Wednesday, August 14, 2013

Make up your mind already!

There's a pleasing, mutually-negating symmetry to the titles of these next two films.  Though they have little in common except low budgets (and battiness), how could we not review them together?



Doomed to Die (1940)

Grade: C

Adequate entry in the Mr. Wong series, with Boris Karloff as the (ahem) "Chinese" detective.  Faced with a seemingly open-and-shut murder case, Mr. Wong unravels a tangled conspiracy that unexpectedly (but, for the viewer, unsurprisingly) connects to the terrible maritime tragedy with which the film begins.

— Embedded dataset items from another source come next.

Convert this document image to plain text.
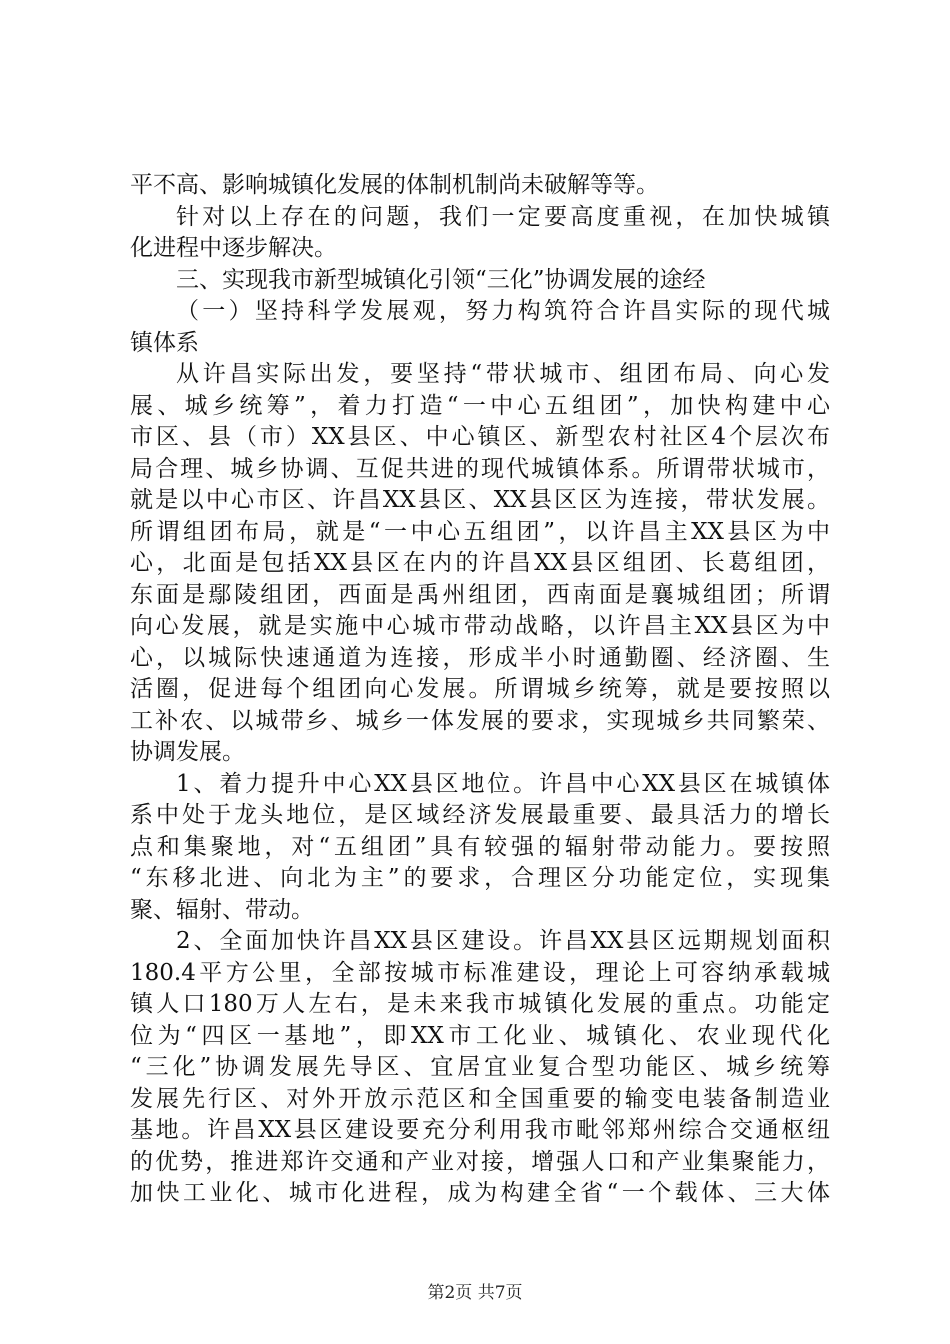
平不高、影响城镇化发展的体制机制尚未破解等等。
针对以上存在的问题，我们一定要高度重视，在加快城镇
化进程中逐步解决。
三、实现我市新型城镇化引领“三化”协调发展的途经
（一）坚持科学发展观，努力构筑符合许昌实际的现代城
镇体系
从许昌实际出发，要坚持“带状城市、组团布局、向心发
展、城乡统筹”，着力打造“一中心五组团”，加快构建中心
市区、县（市）XX县区、中心镇区、新型农村社区4个层次布
局合理、城乡协调、互促共进的现代城镇体系。所谓带状城市，
就是以中心市区、许昌XX县区、XX县区区为连接，带状发展。
所谓组团布局，就是“一中心五组团”，以许昌主XX县区为中
心，北面是包括XX县区在内的许昌XX县区组团、长葛组团，
东面是鄢陵组团，西面是禹州组团，西南面是襄城组团；所谓
向心发展，就是实施中心城市带动战略，以许昌主XX县区为中
心，以城际快速通道为连接，形成半小时通勤圈、经济圈、生
活圈，促进每个组团向心发展。所谓城乡统筹，就是要按照以
工补农、以城带乡、城乡一体发展的要求，实现城乡共同繁荣、
协调发展。
1、着力提升中心XX县区地位。许昌中心XX县区在城镇体
系中处于龙头地位，是区域经济发展最重要、最具活力的增长
点和集聚地，对“五组团”具有较强的辐射带动能力。要按照
“东移北进、向北为主”的要求，合理区分功能定位，实现集
聚、辐射、带动。
2、全面加快许昌XX县区建设。许昌XX县区远期规划面积
180.4平方公里，全部按城市标准建设，理论上可容纳承载城
镇人口180万人左右，是未来我市城镇化发展的重点。功能定
位为“四区一基地”，即XX市工化业、城镇化、农业现代化
“三化”协调发展先导区、宜居宜业复合型功能区、城乡统筹
发展先行区、对外开放示范区和全国重要的输变电装备制造业
基地。许昌XX县区建设要充分利用我市毗邻郑州综合交通枢纽
的优势，推进郑许交通和产业对接，增强人口和产业集聚能力，
加快工业化、城市化进程，成为构建全省“一个载体、三大体
第2页 共7页
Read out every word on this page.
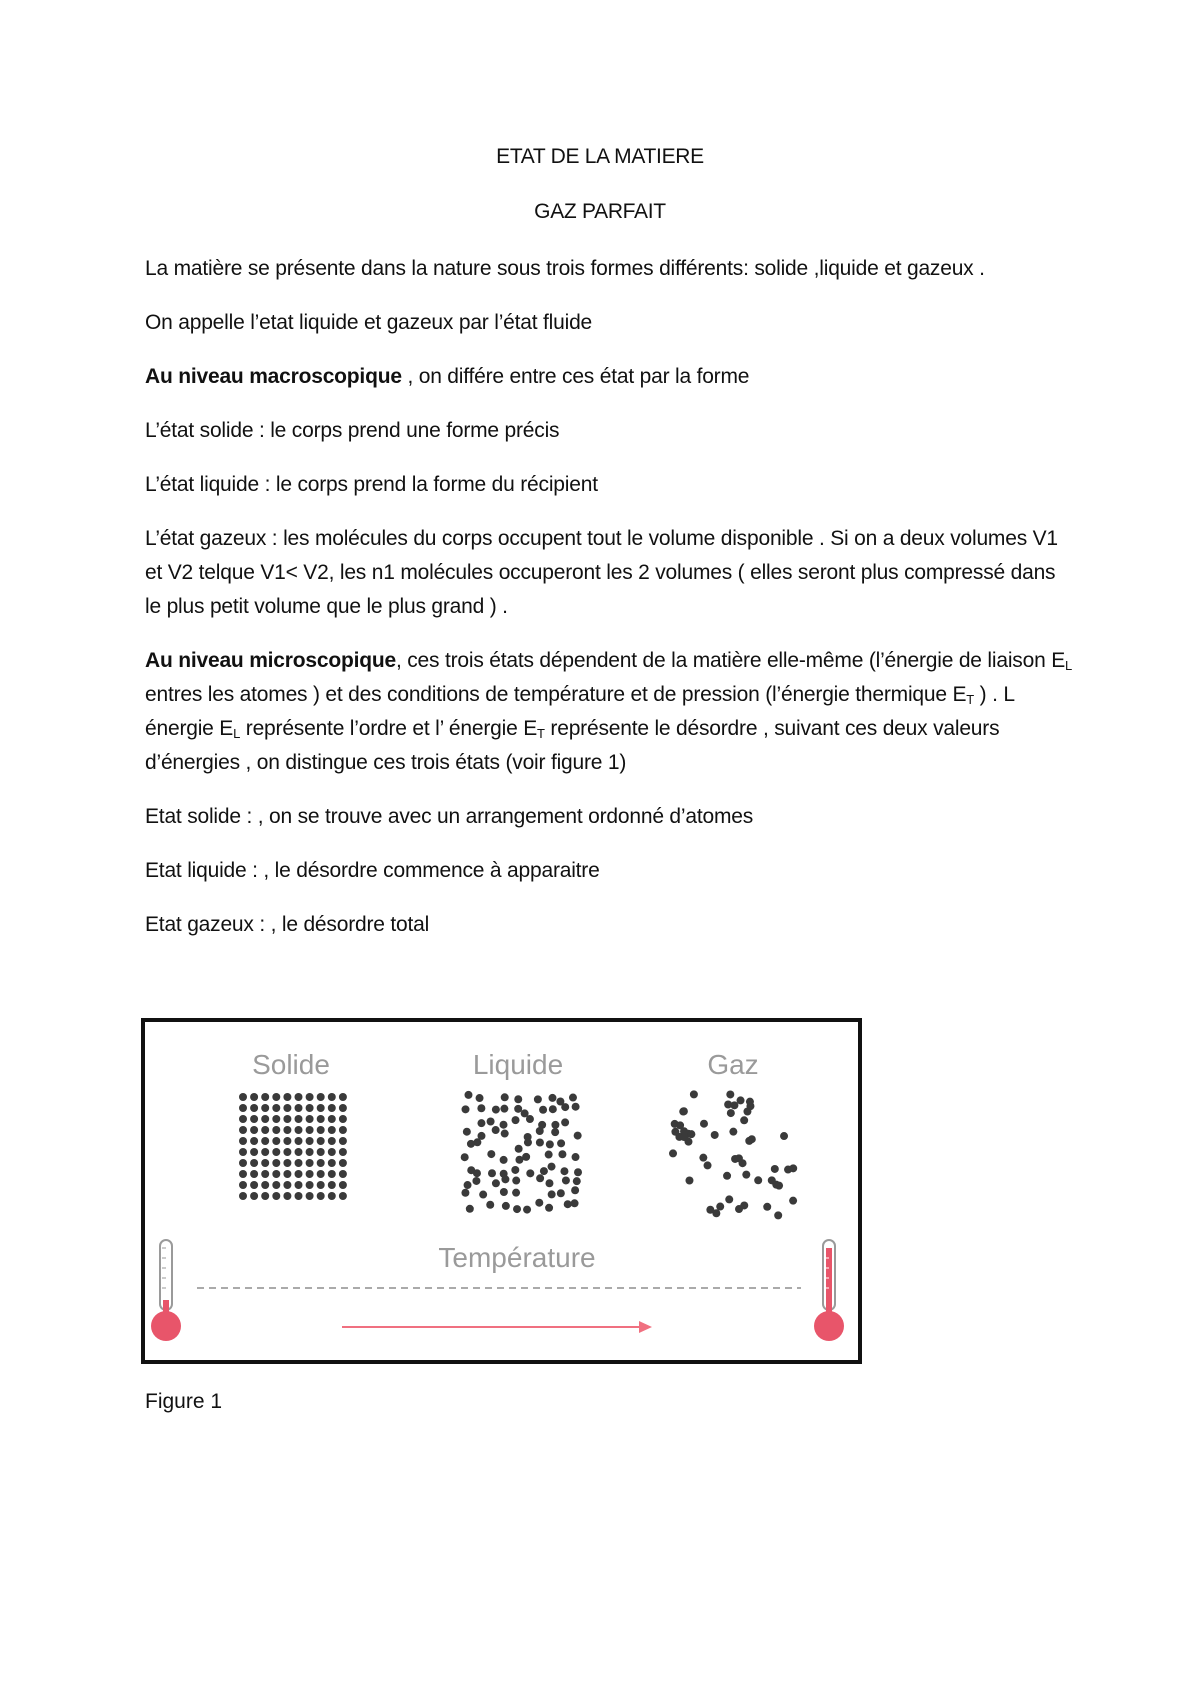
ETAT DE LA MATIERE
GAZ PARFAIT

La matière se présente dans la nature sous trois formes différents: solide ,liquide et gazeux .

On appelle l’etat liquide et gazeux par l’état fluide

Au niveau macroscopique , on différe entre ces état par la forme

L’état solide : le corps prend une forme précis

L’état liquide : le corps prend la forme du récipient

L’état gazeux : les molécules du corps occupent tout le volume disponible . Si on a deux volumes V1 et V2 telque V1< V2, les n1 molécules occuperont les 2 volumes ( elles seront plus compressé dans le plus petit volume que le plus grand ) .

Au niveau microscopique, ces trois états dépendent de la matière elle-même (l’énergie de liaison $E_L$ entres les atomes ) et des conditions de température et de pression (l’énergie thermique $E_T$ ) . L énergie $E_L$ représente l’ordre et l’ énergie $E_T$ représente le désordre , suivant ces deux valeurs d’énergies , on distingue ces trois états (voir figure 1)

Etat solide : , on se trouve avec un arrangement ordonné d’atomes

Etat liquide : , le désordre commence à apparaitre

Etat gazeux : , le désordre total

Solide	Liquide	Gaz
Température
Figure 1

If you have expectations before viewing Doomed to Die, it's very likely to meet them.  (One exception: the silly title, which implies a far more ominous affair than what we get.)

It's got all the requisites: the spunky female reporter and the prickly police captain ("This female reporter's driving me batty!")...



...the irascible old businessman, and his shifty-eyed subordinate...



...and the imperturbable thug who, when threatened with prison, still won't cooperate with the police.  So, naturally, they let him go.



The plot is surprisingly intricate, and we're still not 100% sure if it all makes sense (especially the cui bono aspect).  Some dull stretches, and a cardboard supporting cast, keep the whole thing from being any better than average.

But as we've seen many a time in The Box, average isn't so bad.



Condemned to Live (1935)

Grade: C



If you get a feeling of déjà vu while watching Condemned to Live, it's not just you: it's practically a remake of 1932's The Vampire Bat.  It even recycles the earlier film's sets and soundtrack, though not its distinctive dance.



Yet Condemned to Live is clearly the better movie, in part because it manages the rare feat of being a horror story with no real villain.  Oh, sure, there's a vampire of sorts, but he's about the nicest vampire you can imagine (when he's not tearing people's throats out, that is).



And the movie's love triangle is played with nary a hint of melodrama.  Instead of rage, recriminations, and pained expressions, the three characters involved actually treat each other humanely and compassionately (when one of them isn't trying to tear another's throat out, that is).



Of course there are lulls, draggy bits, and schlocky moments.  But Condemned to Live somehow taps a vein (!) that, outside of a few standouts like Frankenstein, has been explored all too seldom by horror movies: the horror-tragedy genre.

In Condemned to Live, awful things happen to nice people through no fault of their own, and the film doesn't wrap their suffering up in a neat moral package to make us feel smug about ourselves.  There's no fatal flaw, no moment of hubris or duplicity: simply a case of shit happens, flows downhill, and thereby gets poo on everyone.